Огнепоклонник пренебрежительно пожал плечами, и сочувствие, читавшееся в его чертах, сменилось презрительной улыбкой.

— Мидуджак, дерево, вершиной касающееся облаков,

которое было уже большим, когда рука Ормузда зажгла огни на всех этих горах, не узнало ли больше, чем папоротник у его подножия, родившийся, проживший и умерший в течение одного сезона? Твоя голова увенчана короной мудрости, а лоб отмечен печатью преклонных лет. Неужели ты никогда не слышал, что человек почти так же преуспел в науке зла, как Ариман, что он раскрыл секрет страшных напитков, которые вызывают помрачение разума и, оставляя жить тело, изгоняют из него оживляющее его божественное дыхание?

— Что ты хочешь сказать, гебр?

— Я хочу сказать, что твоя дочь выпила одно из этих снадобий.

— Кто мог налить его ей? Кто этот человек, покинутый Богом и способный совершить омерзительное преступление, причинить зло без цели?

— А я не говорю, что он действовал без цели.

— Я тебя не понимаю.

— Слушай. Если я раскрою тебе окружающий ее заговор; если укажу тебе руку, измельчившую растения и насекомых, составившую и налившую яд; если я назову тебе, чья воля два раза находила послушных рабынь, а на этот раз, боясь неудачи, с помощью колдовского напитка подготовила третью к тому, чтобы стать послушной исполнительницей его намерений; если я скажу тебе, кто этот человек, дух ада, принявший наш облик, чтобы истязать нас, отвратительный земле и небу, неумолимо следующий к своей цели, тот, кто продолжает свое ненавистное существование, не обращая внимания на слезы и кровь, не спотыкаясь о трупы, которыми усеян его путь, — если я докажу тебе все это, скажи, поймешь ли ты, наконец, что месть может быть внушением свыше, святым делом, и, видя перед собой то, во что превратилось твое дитя, не потребуешь ли ты у меня уступить тебе половину моего отмщения?
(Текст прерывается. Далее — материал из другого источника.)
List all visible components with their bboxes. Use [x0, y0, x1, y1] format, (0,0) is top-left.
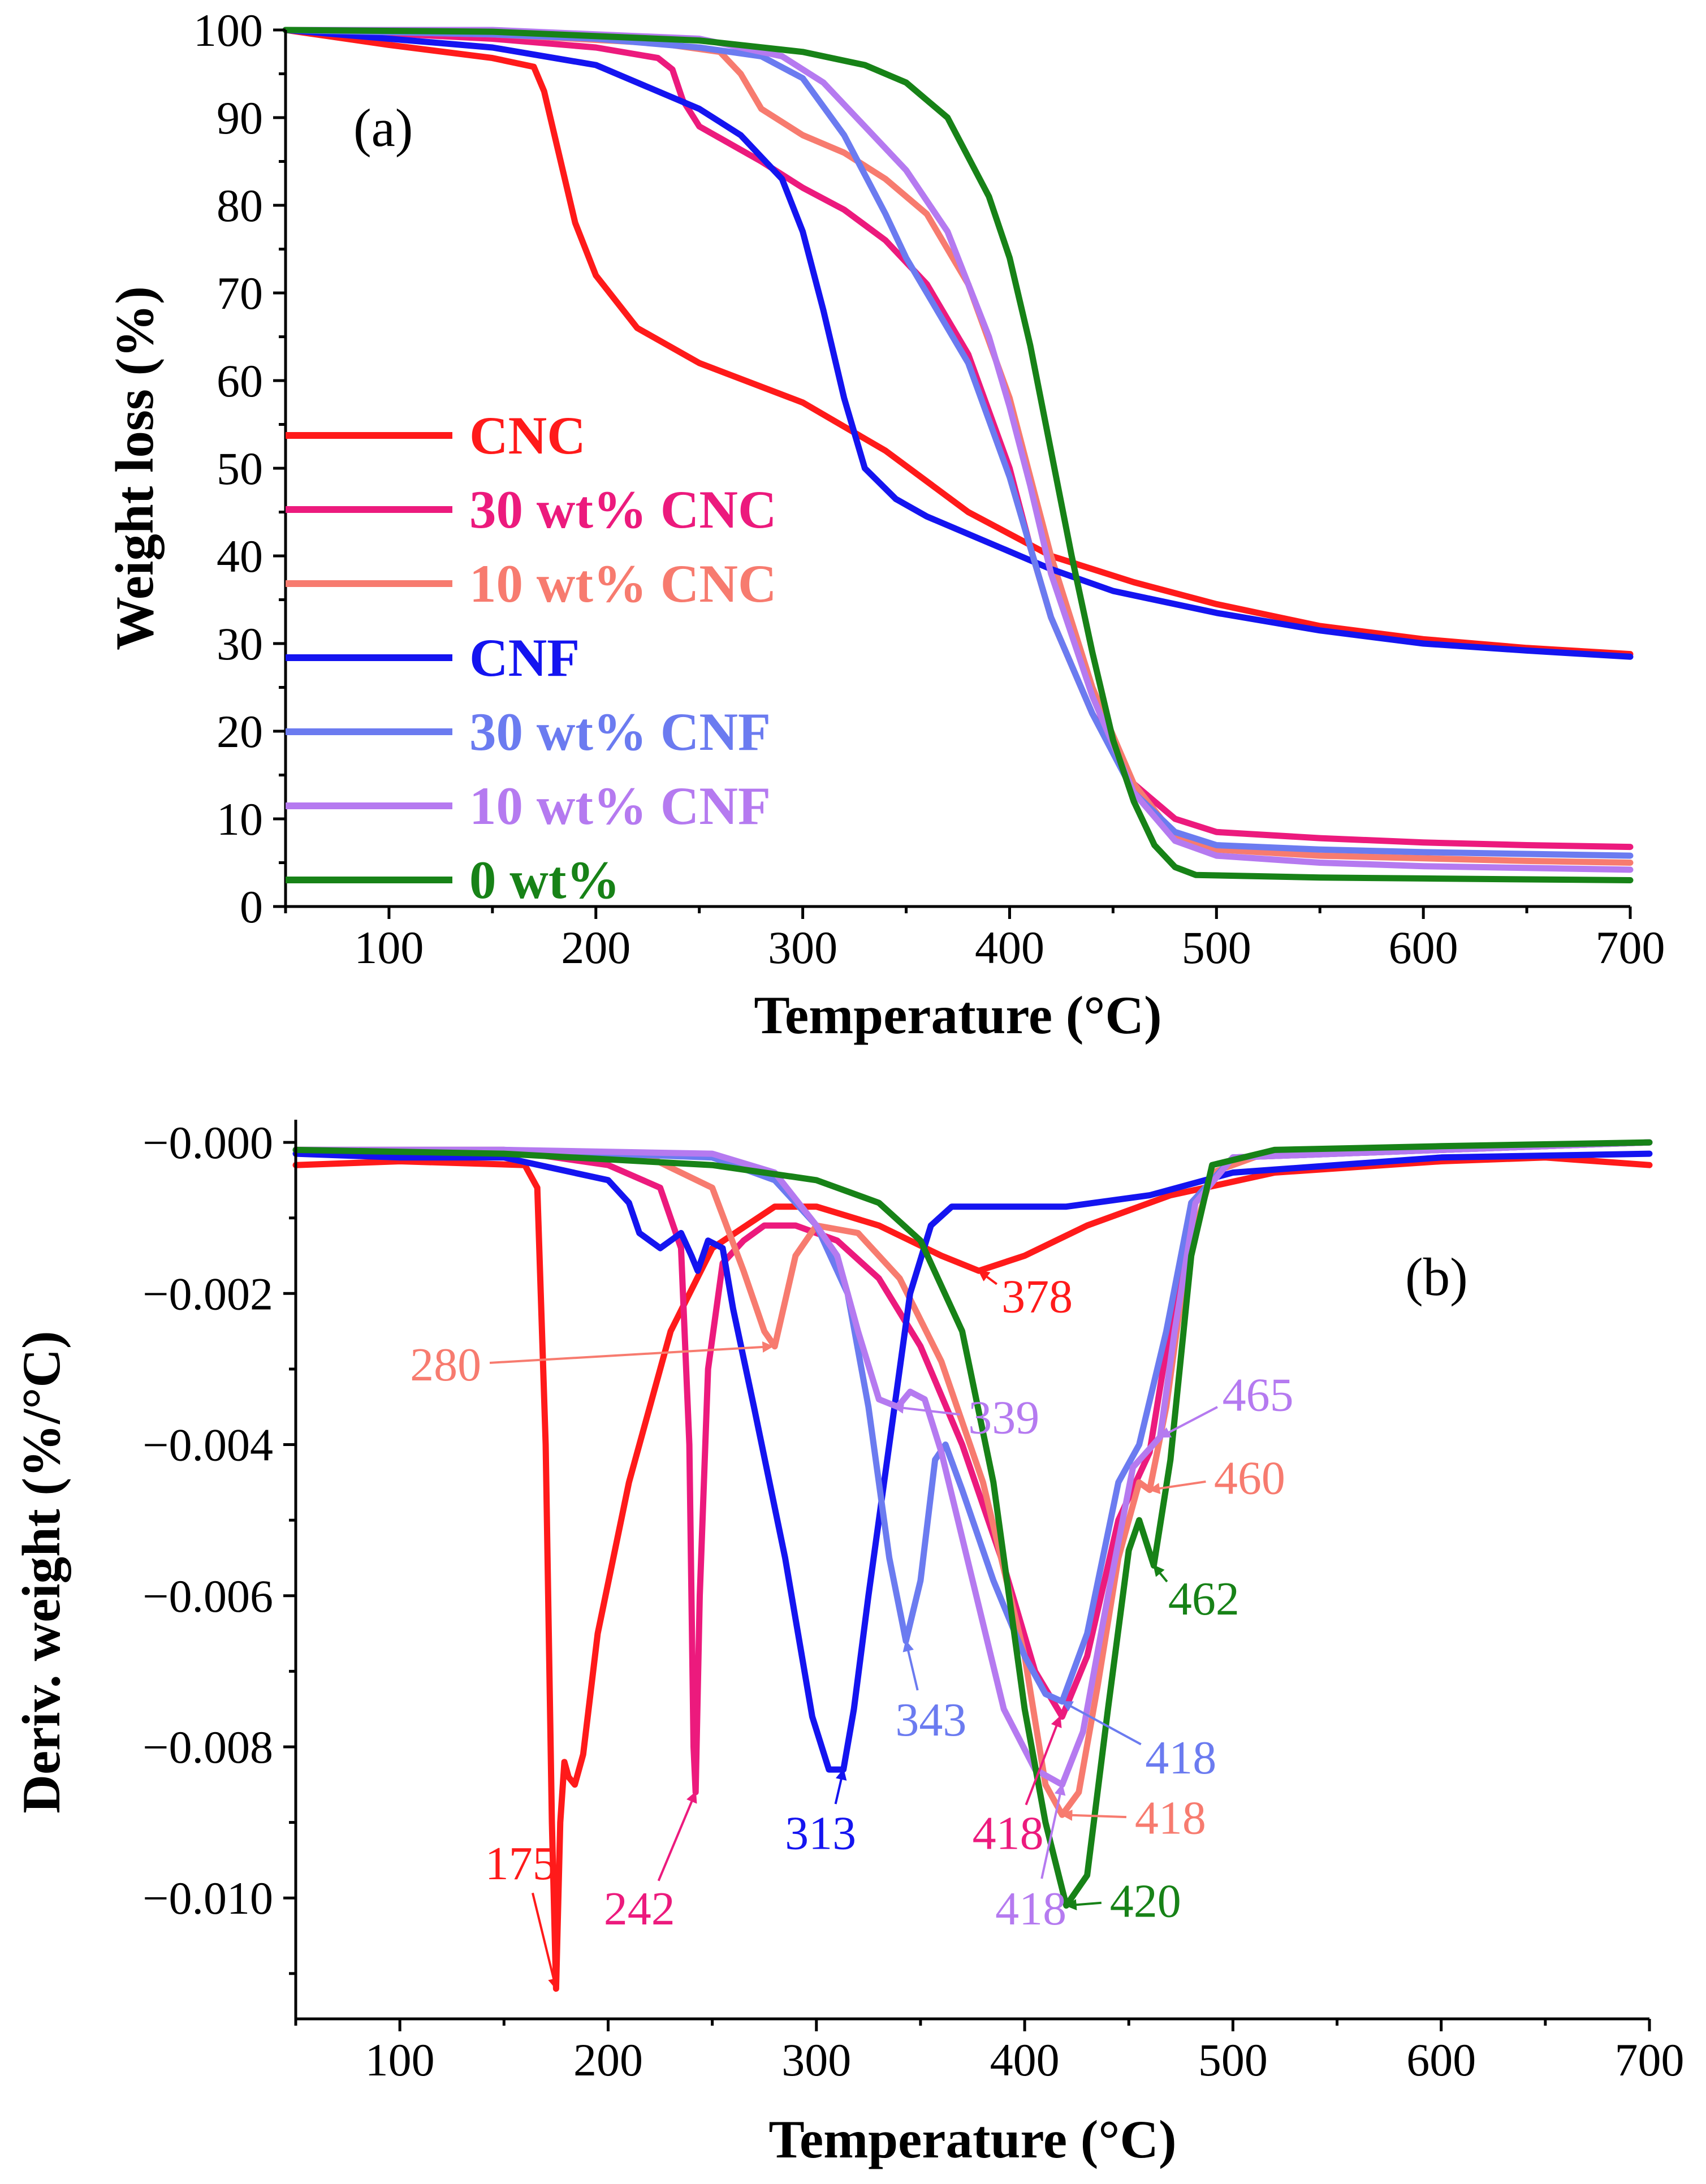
panel-a-y-tick-label: 10: [217, 793, 263, 845]
panel-a-x-tick-label: 600: [1389, 922, 1458, 973]
legend-label-cnf: CNF: [469, 628, 580, 688]
panel-b-series: [292, 1139, 1653, 1992]
annotation-label-418: 418: [995, 1883, 1066, 1935]
panel-a-y-tick-label: 20: [217, 706, 263, 757]
panel-b-annotations: 175 242 313 378 280 339 343 418 418 418 418 420 460 4…: [410, 1270, 1294, 1990]
panel-b-x-tick-label: 300: [781, 2034, 851, 2086]
panel-b-x-tick-label: 600: [1406, 2034, 1476, 2086]
annotation-arrow-420: [1065, 1899, 1102, 1911]
legend-label-cnc: CNC: [469, 405, 586, 465]
panel-b-x-tick-label: 100: [365, 2034, 435, 2086]
panel-a-y-title: Weight loss (%): [105, 286, 165, 650]
annotation-arrow-242: [657, 1791, 697, 1881]
panel-a-line-cnc: [282, 27, 1634, 658]
annotation-arrow-175: [532, 1892, 559, 1990]
annotation-arrow-418: [1061, 1809, 1126, 1821]
annotation-arrow-465: [1159, 1406, 1218, 1438]
panel-b-y-tick-label: −0.008: [142, 1721, 273, 1773]
annotation-label-420: 420: [1110, 1875, 1181, 1928]
panel-b-y-title: Deriv. weight (%/°C): [11, 1331, 71, 1813]
panel-b-line-30-wtpct-cnc: [292, 1139, 1653, 1795]
annotation-label-343: 343: [895, 1694, 966, 1746]
annotation-arrow-418: [1061, 1700, 1142, 1746]
panel-b: 100 200 300 400 500 600 700 −0.000 −0.002 −0.004 −…: [11, 1117, 1685, 2169]
panel-b-x-tick-label: 200: [573, 2034, 643, 2086]
annotation-arrow-378: [978, 1270, 997, 1285]
annotation-label-462: 462: [1168, 1573, 1239, 1625]
annotation-arrow-280: [489, 1341, 774, 1364]
panel-b-y-tick-label: −0.006: [142, 1570, 273, 1622]
panel-b-x-tick-label: 500: [1198, 2034, 1268, 2086]
annotation-label-418: 418: [1145, 1732, 1216, 1784]
panel-a-x-tick-label: 700: [1596, 922, 1665, 973]
panel-b-y-tick-label: −0.010: [142, 1872, 273, 1924]
annotation-label-313: 313: [785, 1807, 856, 1859]
panel-b-line-0-wtpct: [292, 1139, 1653, 1909]
legend-label-30-wtpct-cnf: 30 wt% CNF: [469, 702, 771, 762]
panel-a-line-10-wtpct-cnf: [282, 27, 1634, 873]
annotation-arrow-313: [834, 1768, 847, 1805]
panel-b-x-tick-label: 700: [1615, 2034, 1685, 2086]
annotation-label-418: 418: [973, 1807, 1044, 1859]
legend-label-30-wtpct-cnc: 30 wt% CNC: [469, 480, 777, 539]
panel-a-y-tick-label: 80: [217, 180, 263, 231]
annotation-label-460: 460: [1214, 1452, 1285, 1504]
panel-a-label: (a): [353, 98, 413, 158]
panel-b-line-cnf: [292, 1150, 1653, 1773]
panel-b-ticks: 100 200 300 400 500 600 700 −0.000 −0.002 −0.004 −…: [142, 1117, 1684, 2086]
annotation-arrow-418: [1025, 1715, 1062, 1806]
panel-a-y-tick-label: 70: [217, 267, 263, 319]
panel-a-y-tick-label: 40: [217, 530, 263, 582]
annotation-arrow-418: [1040, 1783, 1066, 1879]
panel-a-y-tick-label: 100: [193, 5, 263, 56]
panel-b-line-10-wtpct-cnf: [292, 1139, 1653, 1788]
legend-label-10-wtpct-cnf: 10 wt% CNF: [469, 776, 771, 836]
annotation-label-378: 378: [1001, 1271, 1073, 1323]
panel-b-label: (b): [1405, 1247, 1468, 1307]
panel-a-y-tick-label: 90: [217, 92, 263, 144]
annotation-label-465: 465: [1223, 1369, 1294, 1421]
panel-b-line-cnc: [292, 1154, 1653, 1992]
legend-label-10-wtpct-cnc: 10 wt% CNC: [469, 554, 777, 614]
annotation-label-175: 175: [485, 1837, 556, 1890]
panel-b-y-tick-label: −0.002: [142, 1268, 273, 1319]
annotation-arrow-343: [902, 1639, 919, 1691]
panel-a-x-tick-label: 500: [1182, 922, 1251, 973]
panel-a-y-tick-label: 30: [217, 618, 263, 670]
panel-b-x-tick-label: 400: [990, 2034, 1060, 2086]
panel-a-series: [282, 27, 1634, 883]
panel-a-line-30-wtpct-cnc: [282, 27, 1634, 851]
panel-b-y-tick-label: −0.000: [142, 1117, 273, 1168]
annotation-label-339: 339: [968, 1391, 1039, 1444]
panel-a: 100 200 300 400 500 600 700 0 10 20 30 40 50 60 70 80 90…: [105, 5, 1665, 1045]
panel-a-y-tick-label: 50: [217, 443, 263, 494]
panel-a-x-title: Temperature (°C): [754, 985, 1161, 1045]
panel-a-line-0-wtpct: [282, 27, 1634, 883]
panel-a-line-cnf: [282, 27, 1634, 660]
annotation-label-242: 242: [604, 1883, 675, 1935]
panel-a-y-tick-label: 60: [217, 355, 263, 407]
annotation-label-418: 418: [1135, 1792, 1206, 1845]
panel-a-line-30-wtpct-cnf: [282, 27, 1634, 859]
panel-a-x-tick-label: 100: [354, 922, 424, 973]
panel-a-x-tick-label: 200: [561, 922, 630, 973]
panel-b-y-tick-label: −0.004: [142, 1419, 273, 1471]
panel-a-legend: CNC 30 wt% CNC 10 wt% CNC CNF 30 wt% CNF 10 w…: [286, 405, 777, 910]
panel-a-x-tick-label: 300: [768, 922, 837, 973]
annotation-arrow-339: [892, 1402, 960, 1416]
annotation-arrow-462: [1152, 1564, 1168, 1583]
legend-label-0-wtpct: 0 wt%: [469, 850, 620, 910]
annotation-arrow-460: [1148, 1480, 1206, 1494]
annotation-label-280: 280: [410, 1339, 481, 1391]
panel-a-x-tick-label: 400: [975, 922, 1044, 973]
panel-a-y-tick-label: 0: [240, 881, 263, 933]
panel-a-ticks: 100 200 300 400 500 600 700 0 10 20 30 40 50 60 70 80 90…: [193, 5, 1665, 973]
panel-b-x-title: Temperature (°C): [768, 2109, 1176, 2169]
— Два раза ты задавал мне этот вопрос, и оба раза я одинаково отвечал на него; сегодня ты увидишь, что моя возросшая боль ничуть не уменьшила моей веры в святые заповеди моей религии. Если этот человек совершил те преступления, что ты назвал, он не скроется от руки Будды, каким бы сильным и гордым ни был. Если Будда захочет, он может своим дыханием развеять по ветру самые высокие горы острова, как морские песчинки, и я не хочу оскорбить его, присвоив его права; люди могут наполнить мое сердце болью, но не заставят проникнуть в него и капле желчи; они могут заставить меня выплакать глаза, но не исторгнут проклятия из моих уст, не имеющих власти проклинать.

Харруш встал.

— Несчастный безумец! — проговорил он. — Судьба решительно не хочет оградить твое сердце от тревог. Два раза она ставила меня на твоем пути, два раза она заставляла меня сжалиться над твоей участью, два раза я пытался спасти тебя, но оба раза ты остался глухим к моему голосу, более непреклонным в твоей робкой слабости, чем я — в моей ненависти. Может быть, это к лучшему, потому что ты был бы неспособен на самопожертвование, необходимое для исполнения моих планов, ты помешал бы мне отомстить, вместо того чтобы помочь, как я хотел. Прощай! Как и на дороге к Вельтевреде, я говорю тебе: расстанемся; следуй своим путем, как я пойду своим, ты прощаешь, а я сменил свое имя на другое, более грозное, я назвался возмездием, я не жду, что Будда, Ормузд или Магомет возьмут на себя труд покарать троих оскорбивших меня людей, я не сойду с пути, ибо близится день, когда я смогу воздать злом за зло и горем за горе.